O que aconteceu com a cadeia BIP-110?
A cadeia BIP-110 se separou da rede principal do Bitcoin em 8 de agosto de 2026. Ela produziu dois blocos em aproximadamente oito horas e depois estagnou. A cadeia minoritária herdou a dificuldade total da rede, mas tinha apenas cerca de 0,15% do hashrate, tornando seu próximo ajuste de dificuldade estimado em 350 dias. A rede principal continuou normalmente e abriu dezenas de blocos de vantagem em poucas horas.
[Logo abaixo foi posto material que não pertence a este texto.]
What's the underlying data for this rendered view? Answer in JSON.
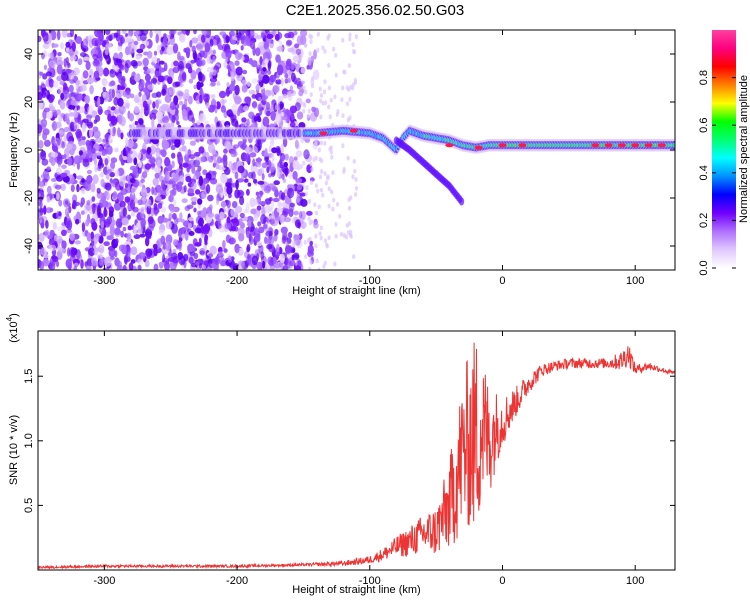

Alguém perdeu dinheiro no fork?
Nenhuma perda confirmada da própria divisão da cadeia foi relatada até 10 de agosto. No entanto, o fork criou risco de ataque de replay porque o BIP-110 não incluía proteção contra replay. Qualquer transação transmitida em uma cadeia poderia potencialmente ser repetida na outra. Operadores de nós e provedores de carteiras aconselharam os usuários a evitar transacionar na cadeia minoritária.
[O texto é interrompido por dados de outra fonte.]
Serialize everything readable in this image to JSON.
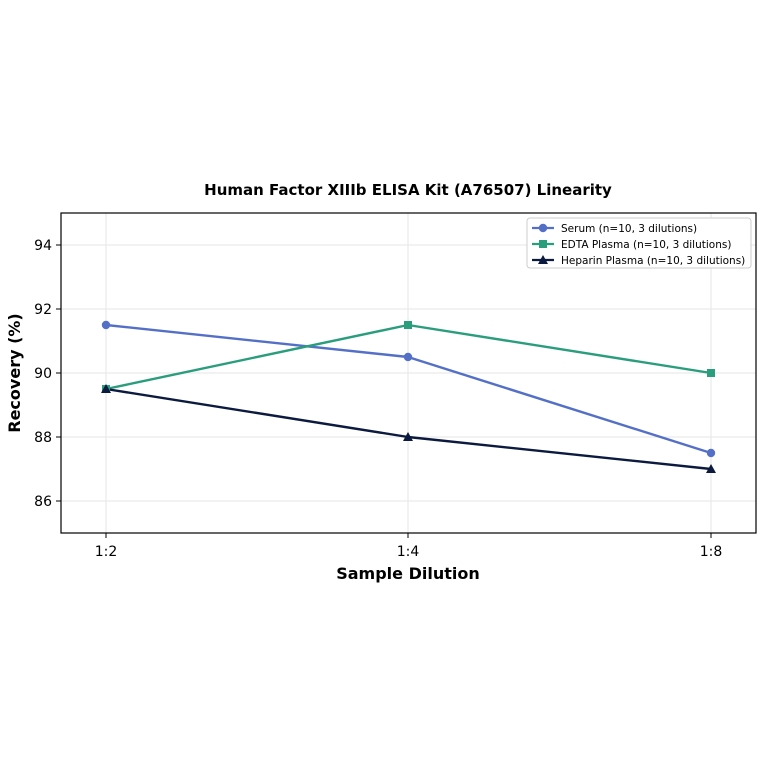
{
  "chart_data": {
    "type": "line",
    "title": "Human Factor XIIIb ELISA Kit (A76507) Linearity",
    "xlabel": "Sample Dilution",
    "ylabel": "Recovery (%)",
    "categories": [
      "1:2",
      "1:4",
      "1:8"
    ],
    "ylim": [
      85,
      95
    ],
    "yticks": [
      86,
      88,
      90,
      92,
      94
    ],
    "grid": true,
    "legend_position": "top-right",
    "series": [
      {
        "name": "Serum (n=10, 3 dilutions)",
        "values": [
          91.5,
          90.5,
          87.5
        ],
        "color": "#5470c6",
        "marker": "circle"
      },
      {
        "name": "EDTA Plasma (n=10, 3 dilutions)",
        "values": [
          89.5,
          91.5,
          90.0
        ],
        "color": "#2a9d7c",
        "marker": "square"
      },
      {
        "name": "Heparin Plasma (n=10, 3 dilutions)",
        "values": [
          89.5,
          88.0,
          87.0
        ],
        "color": "#0b1a3e",
        "marker": "triangle"
      }
    ]
  }
}
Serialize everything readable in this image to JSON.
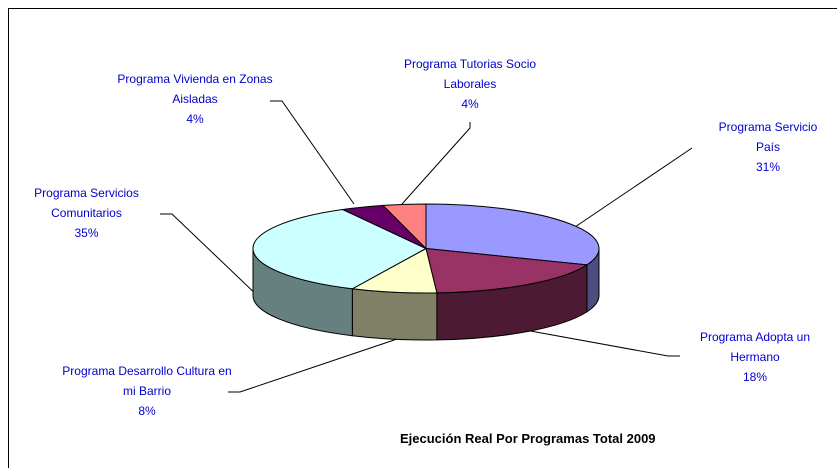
{
  "chart_data": {
    "type": "pie3d",
    "title": "Ejecución Real Por Programas Total 2009",
    "categories": [
      "Programa Servicio País",
      "Programa Adopta un Hermano",
      "Programa Desarrollo Cultura en mi Barrio",
      "Programa Servicios Comunitarios",
      "Programa Vivienda en Zonas Aisladas",
      "Programa Tutorias Socio Laborales"
    ],
    "values": [
      31,
      18,
      8,
      35,
      4,
      4
    ],
    "value_labels": [
      "31%",
      "18%",
      "8%",
      "35%",
      "4%",
      "4%"
    ],
    "colors": [
      "#9999ff",
      "#993366",
      "#ffffcc",
      "#ccffff",
      "#660066",
      "#ff8080"
    ]
  }
}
Por que Michael Saylor se opôs ao BIP-110?
Saylor argumentou que o valor do Bitcoin deriva de sua neutralidade, ou seja, qualquer transação válida que pague a taxa exigida deve ser processada sem discriminação. Ele publicou um ensaio de 110 pontos chamando a proposta de extremamente perigosa porque estabeleceria um precedente para rejeitar categorias específicas de transações, um poder que poderia ser expandido para censurar outros tipos de atividade do Bitcoin no futuro.
O que são Ordinals e por que são controversos?
Ordinals é um protocolo que atribui identificadores únicos a satoshis individuais, permitindo que os usuários inscrevam dados como imagens, texto ou código diretamente no blockchain do Bitcoin. Os críticos chamam isso de spam que incha a cadeia e aumenta as taxas. Os apoiadores argumentam que qualquer transação que pague a taxa exigida é uso legítimo do espaço de bloco do Bitcoin. Este debate é a base da disputa do BIP-110.
Como o BIP-110 se compara à guerra do tamanho do bloco?
A guerra do tamanho do bloco de 2015 a 2017 foi uma disputa sobre a filosofia de escalabilidade que durou dois anos e produziu o Bitcoin Cash como um fork permanente. O BIP-110 foi uma disputa sobre quais dados pertencem ao Bitcoin e foi resolvido em oito horas. Ambos envolveram uma minoria tentando forçar mudanças de consenso contra a objeção da maioria. A velocidade da resolução do BIP-110 sugere que os mecanismos de governança do Bitcoin amadureceram desde 2017.
O que acontece a seguir com a cadeia BIP-110?
Os apoiadores do BIP-110 anunciaram planos de retomar a mineração e potencialmente mudar o algoritmo de prova de trabalho, o que criaria uma criptomoeda funcionalmente separada. Nenhuma grande exchange listou a cadeia minoritária. Se uma mudança de prova de trabalho for implementada e as exchanges começarem a listá-la, o fork se torna uma divisão permanente. Se nenhuma das duas coisas acontecer, a cadeia provavelmente será abandonada.
Uma proposta anti-spam semelhante poderia ter sucesso no futuro?
Uma proposta futura visando dados não financeiros poderia teoricamente ter sucesso se reunisse suporte suficiente, mas o fracasso do BIP-110 eleva significativamente o padrão. Qualquer proposta semelhante precisaria abordar os argumentos de neutralidade, incluir proteção contra replay e demonstrar apoio bem acima do limite de 55% que o BIP-110 não conseguiu alcançar. A trajetória atual favorece a ossificação do protocolo em vez de mudanças contestadas. Esta é uma análise educacional, não um conselho de investimento.